Because testing for such abilities in an AI system can be risky in itself, the authors recommend creating proxy assessments—for example, whether an AI can synthesize a new benign pathogen as a proxy for its ability to synthesize a deadly one. On the basis of these tests, officials can decide whether access to a model should be restricted, and to what extent. Oversight policies will also need to address the fact that open-source systems can be modified after release, potentially becoming more dangerous in the process.
The authors also recommend that the U.S. creates a set of standards to guide the responsible sharing of large-scale datasets on “pathogenic characteristics of concern,” and that a federal agency be empowered to work with the recently created U.S. AI Safety Institute. The U.K. AI Safety Institute, which works closely with its U.S. counterpart, has already conducted safety testing, including for biological risks, on leading AI models; however, this testing has largely focused on assessing the capabilities of general-purpose large language models rather than biology-specific systems.
“The last thing we want to do is cut the industry off at the knees and hobble our progress,” Cicero says. “It’s a balancing act.” To avoid hampering research through over-regulation, the authors recommend regulators initially focus only on two kinds of models: those trained with very large amounts of computing power on biological data, and models of any size trained on especially sensitive biological data that is not widely accessible, such as new information that links viral genetic sequences to their potential for causing pandemics.
Over time, the scope of concerning models may widen, particularly if future AIs are capable of doing research autonomously, Cicero says. Imagine “100 million Chief Science Officers of Pfizer working round the clock at 100 times the speed of the real one,” says Cicero, pointing out that while this could lead to incredible breakthroughs in drug design and discovery, it would also greatly increase risk.
The paper emphasizes the need for international collaboration to manage these risks, particularly given that they endanger the entire globe. Even so, the authors note that while harmonizing policies would be ideal, “countries with the most advanced AI technology should prioritize effective evaluations, even if they come at some cost to international uniformity.”

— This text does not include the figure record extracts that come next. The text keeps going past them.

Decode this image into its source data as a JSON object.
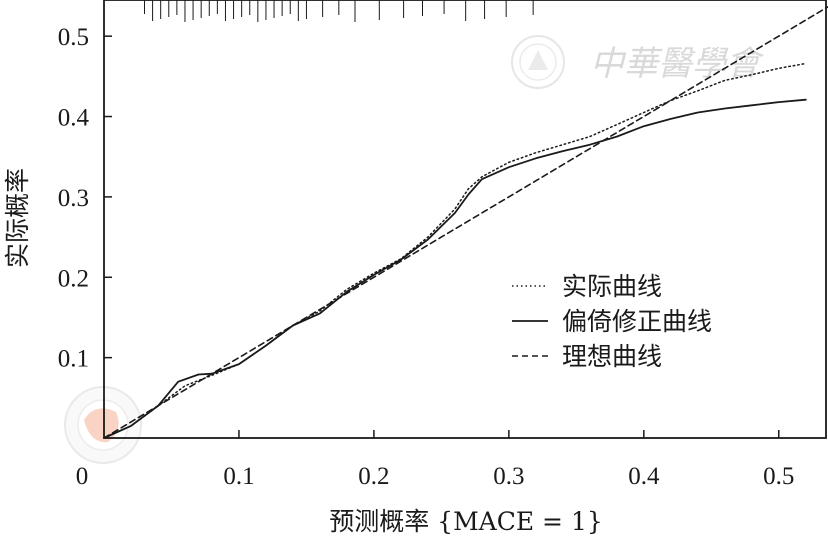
{
  "chart_data": {
    "type": "line",
    "xlabel": "预测概率 {MACE = 1}",
    "ylabel": "实际概率",
    "xlim": [
      0,
      0.535
    ],
    "ylim": [
      0,
      0.545
    ],
    "x_ticks": [
      0,
      0.1,
      0.2,
      0.3,
      0.4,
      0.5
    ],
    "x_tick_labels": [
      "0",
      "0.1",
      "0.2",
      "0.3",
      "0.4",
      "0.5"
    ],
    "y_ticks": [
      0.1,
      0.2,
      0.3,
      0.4,
      0.5
    ],
    "y_tick_labels": [
      "0.1",
      "0.2",
      "0.3",
      "0.4",
      "0.5"
    ],
    "grid": false,
    "legend_position": "center-right",
    "series": [
      {
        "name": "实际曲线",
        "style": "dotted",
        "x": [
          0.0,
          0.02,
          0.04,
          0.06,
          0.08,
          0.1,
          0.12,
          0.14,
          0.16,
          0.18,
          0.2,
          0.22,
          0.24,
          0.26,
          0.27,
          0.28,
          0.3,
          0.32,
          0.34,
          0.36,
          0.38,
          0.4,
          0.42,
          0.44,
          0.46,
          0.48,
          0.5,
          0.52
        ],
        "y": [
          0.0,
          0.015,
          0.04,
          0.065,
          0.078,
          0.092,
          0.115,
          0.14,
          0.158,
          0.185,
          0.205,
          0.223,
          0.25,
          0.285,
          0.31,
          0.325,
          0.343,
          0.355,
          0.365,
          0.375,
          0.39,
          0.405,
          0.42,
          0.432,
          0.445,
          0.452,
          0.46,
          0.466
        ]
      },
      {
        "name": "偏倚修正曲线",
        "style": "solid",
        "x": [
          0.0,
          0.02,
          0.04,
          0.055,
          0.07,
          0.08,
          0.1,
          0.12,
          0.14,
          0.16,
          0.18,
          0.2,
          0.22,
          0.24,
          0.26,
          0.27,
          0.28,
          0.3,
          0.32,
          0.34,
          0.36,
          0.38,
          0.4,
          0.42,
          0.44,
          0.46,
          0.48,
          0.5,
          0.52
        ],
        "y": [
          0.0,
          0.015,
          0.04,
          0.07,
          0.079,
          0.08,
          0.092,
          0.115,
          0.14,
          0.155,
          0.182,
          0.203,
          0.222,
          0.247,
          0.28,
          0.303,
          0.322,
          0.337,
          0.348,
          0.357,
          0.365,
          0.375,
          0.388,
          0.397,
          0.405,
          0.41,
          0.414,
          0.418,
          0.421
        ]
      },
      {
        "name": "理想曲线",
        "style": "dashed",
        "x": [
          0.0,
          0.54
        ],
        "y": [
          0.0,
          0.54
        ]
      }
    ],
    "rug_ticks_x": [
      0.03,
      0.036,
      0.042,
      0.048,
      0.054,
      0.06,
      0.066,
      0.072,
      0.078,
      0.084,
      0.09,
      0.096,
      0.102,
      0.108,
      0.114,
      0.12,
      0.126,
      0.132,
      0.138,
      0.144,
      0.15,
      0.162,
      0.174,
      0.186,
      0.204,
      0.222,
      0.236,
      0.252,
      0.268,
      0.282,
      0.298,
      0.318
    ]
  },
  "watermark": {
    "text": "中華醫學會"
  }
}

Due to predicted advances in AI capabilities and the relative ease of both procuring biological material and hiring third-parties to perform experiments remotely, Cicero thinks that biological risks from AI could manifest “within the next 20 years, and maybe even much less,” unless there is proper oversight. “We need to be thinking not just of the current version of all of the available tools, but the next versions, because of the exponential growth that we see. These tools are going to be getting more powerful,” she says.